Now when I’m editing my markdown file (and I link to an image) I don’t want to see this line, I want to see the actual image right there.
Something like this:

And emacs does support it, but only if it can find a correct relative
link to it. But emacs can’t understand where to look for a file
starting with /media/.. for the file I have opened.
If you were using any other editor
If you were editing this inside a browser using some CMS then you wouldn’t have the problem, as /media would be served by your http server. But I am editing my blog posts inside emacs. Like me, most devs use an editor, espeically if they are using static site generators. Editor like emacs / vscode / obsidian support displaying images given they can resolve the path correctly to a file. (vim doesn’t support displaying inline images as far as I know?, maybe gui vim/neovim does)
These editors don’t understand where to render /media from. Some editors try to render it from git project root. Some editors need extra plugins to resolve the file paths. None of this works easily.
Emacs, by default, tries to open /media/... from the actual root of your filesystem which obviously fails.
In my project, the images are actually stored in a ../media/ folder relative to the Markdown file of the blog post. So Emacs needed a little help.
Exploration
- I hit
SPC h d fmy shortcut to call(describe-function) - I search for
markdown inline imageand I find a function calledmarkdown-toggle-inline-images. - I look up it’s source, it takes me to
makrdown-mode.el - I see something called as
markdown-translate-filename-function - Be amazed, thank the library developers for thinking of this use case
- Ask chatgpt for a quick translate function:
(defun genox/markdown-translate-image-path (path)
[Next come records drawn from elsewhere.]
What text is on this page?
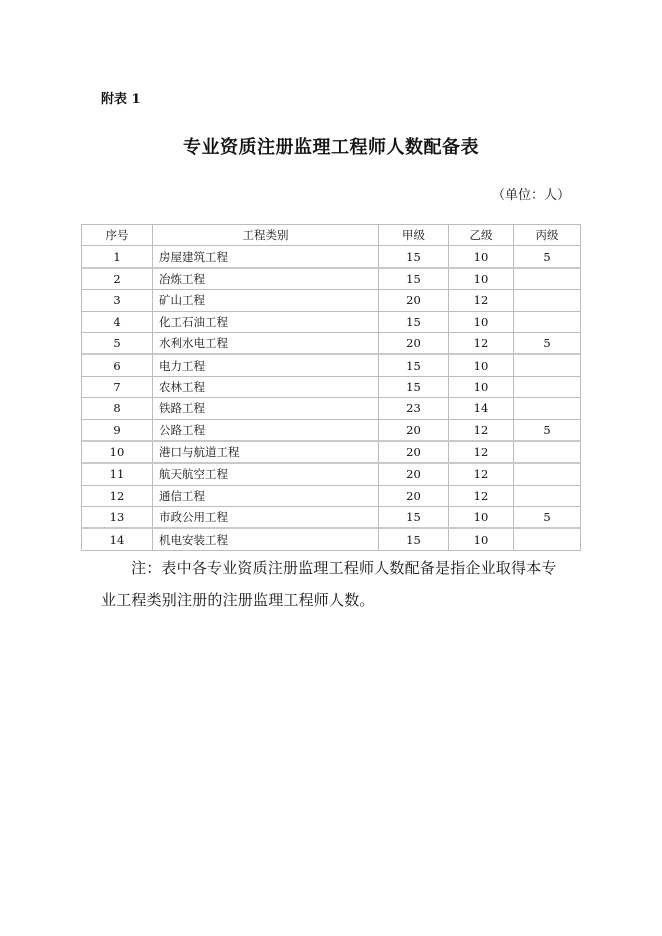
附表 1
专业资质注册监理工程师人数配备表
（单位：人）
序号	工程类别	甲级	乙级	丙级
1	房屋建筑工程	15	10	5
2	冶炼工程	15	10	
3	矿山工程	20	12	
4	化工石油工程	15	10	
5	水利水电工程	20	12	5
6	电力工程	15	10	
7	农林工程	15	10	
8	铁路工程	23	14	
9	公路工程	20	12	5
10	港口与航道工程	20	12	
11	航天航空工程	20	12	
12	通信工程	20	12	
13	市政公用工程	15	10	5
14	机电安装工程	15	10	
注：表中各专业资质注册监理工程师人数配备是指企业取得本专业工程类别注册的注册监理工程师人数。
"Translate /media/... image links to ../media/... relative to buffer."
(if (string-prefix-p "/media/" path)
(let ((path* (expand-file-name
(substring path 7) ;; strip "/media/"
(expand-file-name "../media/" (file-name-directory (buffer-file-name))))))
(message "Markdown path")
(message path*)
path*)
path))
(add-hook 'markdown-mode-hook
(lambda ()
(setq-local markdown-translate-filename-function
#'genox/markdown-translate-image-path)))
- It doesn’t work :(
- Start debugging
✨ The Emacs Magic
I read the code for markdown-toggle-inline-images to see that it’s calling markdown-display-inline-images.
Looking at the code I see this:

Voila. This function only uses markdown-translate-filename-function to download a remote file. If it’s not a valid URL, then it won’t set the file correctly.
That is not what I want.
So I patch the above code quickly:

Re-evaluate it right there (emacs is a live programming environment, you can think of it as hot swapping of code), switch to my blog post buffer and check if it works! And it does :D
I then copy the entire function and add it to my emacs config file init.el and done! I’ve patched a third party library emacs function within minutes.
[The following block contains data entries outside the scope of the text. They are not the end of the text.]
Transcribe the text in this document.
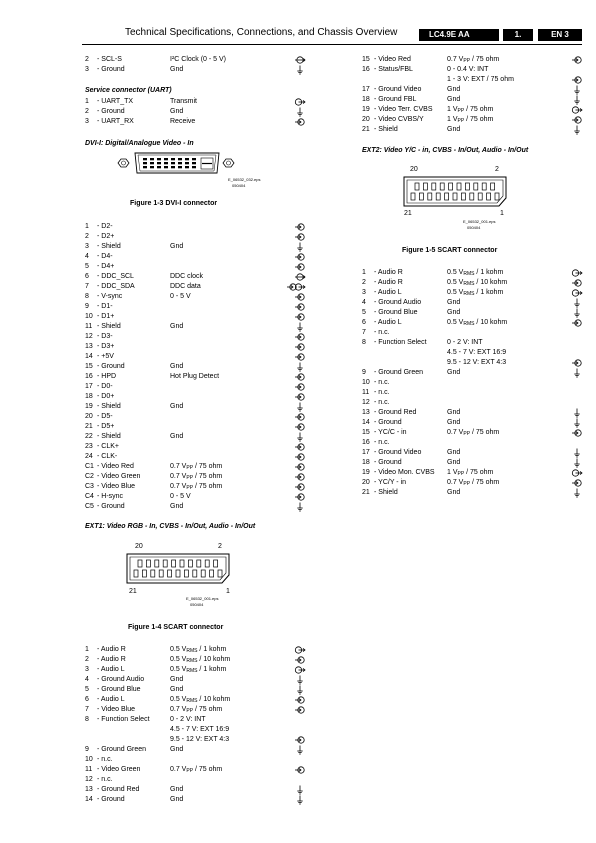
Technical Specifications, Connections, and Chassis Overview	LC4.9E AA	1.	EN 3
2 - SCL-S	I²C Clock (0 - 5 V)
3 - Ground	Gnd
Service connector (UART)
1 - UART_TX	Transmit
2 - Ground	Gnd
3 - UART_RX	Receive
DVI-I: Digital/Analogue Video - In
E_06532_032.eps
050404
Figure 1-3 DVI-I connector
1 - D2-
2 - D2+
3 - Shield	Gnd
4 - D4-
5 - D4+
6 - DDC_SCL	DDC clock
7 - DDC_SDA	DDC data
8 - V-sync	0 - 5 V
9 - D1-
10 - D1+
11 - Shield	Gnd
12 - D3-
13 - D3+
14 - +5V
15 - Ground	Gnd
16 - HPD	Hot Plug Detect
17 - D0-
18 - D0+
19 - Shield	Gnd
20 - D5-
21 - D5+
22 - Shield	Gnd
23 - CLK+
24 - CLK-
C1 - Video Red	0.7 $V_{PP} / 75$ ohm
C2 - Video Green	0.7 $V_{PP} / 75$ ohm
C3 - Video Blue	0.7 $V_{PP} / 75$ ohm
C4 - H-sync	0 - 5 V
C5 - Ground	Gnd
EXT1: Video RGB - In, CVBS - In/Out, Audio - In/Out
20	2
21	1
E_06532_001.eps
050404
Figure 1-4 SCART connector
1 - Audio R	0.5 $V_{RMS} / 1$ kohm
2 - Audio R	0.5 $V_{RMS} / 10$ kohm
3 - Audio L	0.5 $V_{RMS} / 1$ kohm
4 - Ground Audio	Gnd
5 - Ground Blue	Gnd
6 - Audio L	0.5 $V_{RMS} / 10$ kohm
7 - Video Blue	0.7 $V_{PP} / 75$ ohm
8 - Function Select	0 - 2 V: INT
4.5 - 7 V: EXT 16:9
9.5 - 12 V: EXT 4:3
9 - Ground Green	Gnd
10 - n.c.
11 - Video Green	0.7 $V_{PP} / 75$ ohm
12 - n.c.
13 - Ground Red	Gnd
14 - Ground	Gnd
15 - Video Red	0.7 $V_{PP} / 75$ ohm
16 - Status/FBL	0 - 0.4 V: INT
1 - 3 V: EXT / 75 ohm
17 - Ground Video	Gnd
18 - Ground FBL	Gnd
19 - Video Terr. CVBS 1 $V_{PP} / 75$ ohm
20 - Video CVBS/Y	1 $V_{PP} / 75$ ohm
21 - Shield	Gnd
EXT2: Video Y/C - in, CVBS - In/Out, Audio - In/Out
20	2
21	1
E_06532_001.eps
050404
Figure 1-5 SCART connector
1 - Audio R	0.5 $V_{RMS} / 1$ kohm
2 - Audio R	0.5 $V_{RMS} / 10$ kohm
3 - Audio L	0.5 $V_{RMS} / 1$ kohm
4 - Ground Audio	Gnd
5 - Ground Blue	Gnd
6 - Audio L	0.5 $V_{RMS} / 10$ kohm
7 - n.c.
8 - Function Select	0 - 2 V: INT
4.5 - 7 V: EXT 16:9
9.5 - 12 V: EXT 4:3
9 - Ground Green	Gnd
10 - n.c.
11 - n.c.
12 - n.c.
13 - Ground Red	Gnd
14 - Ground	Gnd
15 - YC/C - in	0.7 $V_{PP} / 75$ ohm
16 - n.c.
17 - Ground Video	Gnd
18 - Ground	Gnd
19 - Video Mon. CVBS 1 $V_{PP} / 75$ ohm
20 - YC/Y - in	0.7 $V_{PP} / 75$ ohm
21 - Shield	Gnd
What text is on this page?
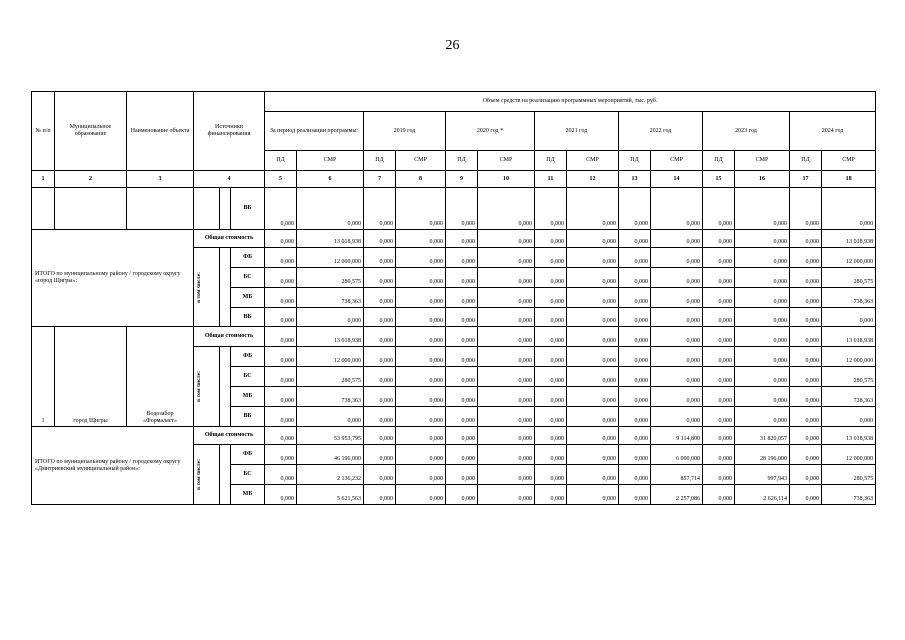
26
№ п/п	Муниципальное образование	Наименование объекта	Источники финансирования			Объем средств на реализацию программных мероприятий, тыс. руб.													
						За период реализации программы:		2019 год		2020 год *		2021 год		2022 год		2023 год		2024 год	
						ПД	СМР	ПД	СМР	ПД	СМР	ПД	СМР	ПД	СМР	ПД	СМР	ПД	СМР
1	2	3	4			5	6	7	8	9	10	11	12	13	14	15	16	17	18
					ВБ	0,000	0,000	0,000	0,000	0,000	0,000	0,000	0,000	0,000	0,000	0,000	0,000	0,000	0,000
ИТОГО по муниципальному району / городскому округу «город Щигры»:			Общая стоимость			0,000	13 018,938	0,000	0,000	0,000	0,000	0,000	0,000	0,000	0,000	0,000	0,000	0,000	13 018,938

			в том числе:		ФБ	0,000	12 000,000	0,000	0,000	0,000	0,000	0,000	0,000	0,000	0,000	0,000	0,000	0,000	12 000,000
					БС	0,000	280,575	0,000	0,000	0,000	0,000	0,000	0,000	0,000	0,000	0,000	0,000	0,000	280,575
					МБ	0,000	738,363	0,000	0,000	0,000	0,000	0,000	0,000	0,000	0,000	0,000	0,000	0,000	738,363
					ВБ	0,000	0,000	0,000	0,000	0,000	0,000	0,000	0,000	0,000	0,000	0,000	0,000	0,000	0,000
1	город Щигры	Водозабор «Формаласт»	Общая стоимость			0,000	13 018,938	0,000	0,000	0,000	0,000	0,000	0,000	0,000	0,000	0,000	0,000	0,000	13 018,938

			в том числе:		ФБ	0,000	12 000,000	0,000	0,000	0,000	0,000	0,000	0,000	0,000	0,000	0,000	0,000	0,000	12 000,000
					БС	0,000	280,575	0,000	0,000	0,000	0,000	0,000	0,000	0,000	0,000	0,000	0,000	0,000	280,575
					МБ	0,000	738,363	0,000	0,000	0,000	0,000	0,000	0,000	0,000	0,000	0,000	0,000	0,000	738,363
					ВБ	0,000	0,000	0,000	0,000	0,000	0,000	0,000	0,000	0,000	0,000	0,000	0,000	0,000	0,000
ИТОГО по муниципальному району / городскому округу «Дмитриевский муниципальный район»:			Общая стоимость			0,000	53 953,795	0,000	0,000	0,000	0,000	0,000	0,000	0,000	9 114,800	0,000	31 820,057	0,000	13 018,938

			в том числе:		ФБ	0,000	46 196,000	0,000	0,000	0,000	0,000	0,000	0,000	0,000	6 000,000	0,000	28 196,000	0,000	12 000,000
					БС	0,000	2 136,232	0,000	0,000	0,000	0,000	0,000	0,000	0,000	857,714	0,000	997,943	0,000	280,575
					МБ	0,000	5 621,563	0,000	0,000	0,000	0,000	0,000	0,000	0,000	2 257,086	0,000	2 626,114	0,000	738,363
(use-package markdown-mode
:config
(defun markdown-display-inline-images ()
...)
There are probably better ways to achieve this, but I got this done within minutes, and now I shall move on until this breaks after 5 years and I spend some more time looking at it.
If this was any other editor, I’d either need to create my own extension, patch the existing extension and get that setup locally, or maybe even fork the entire editor to get this done?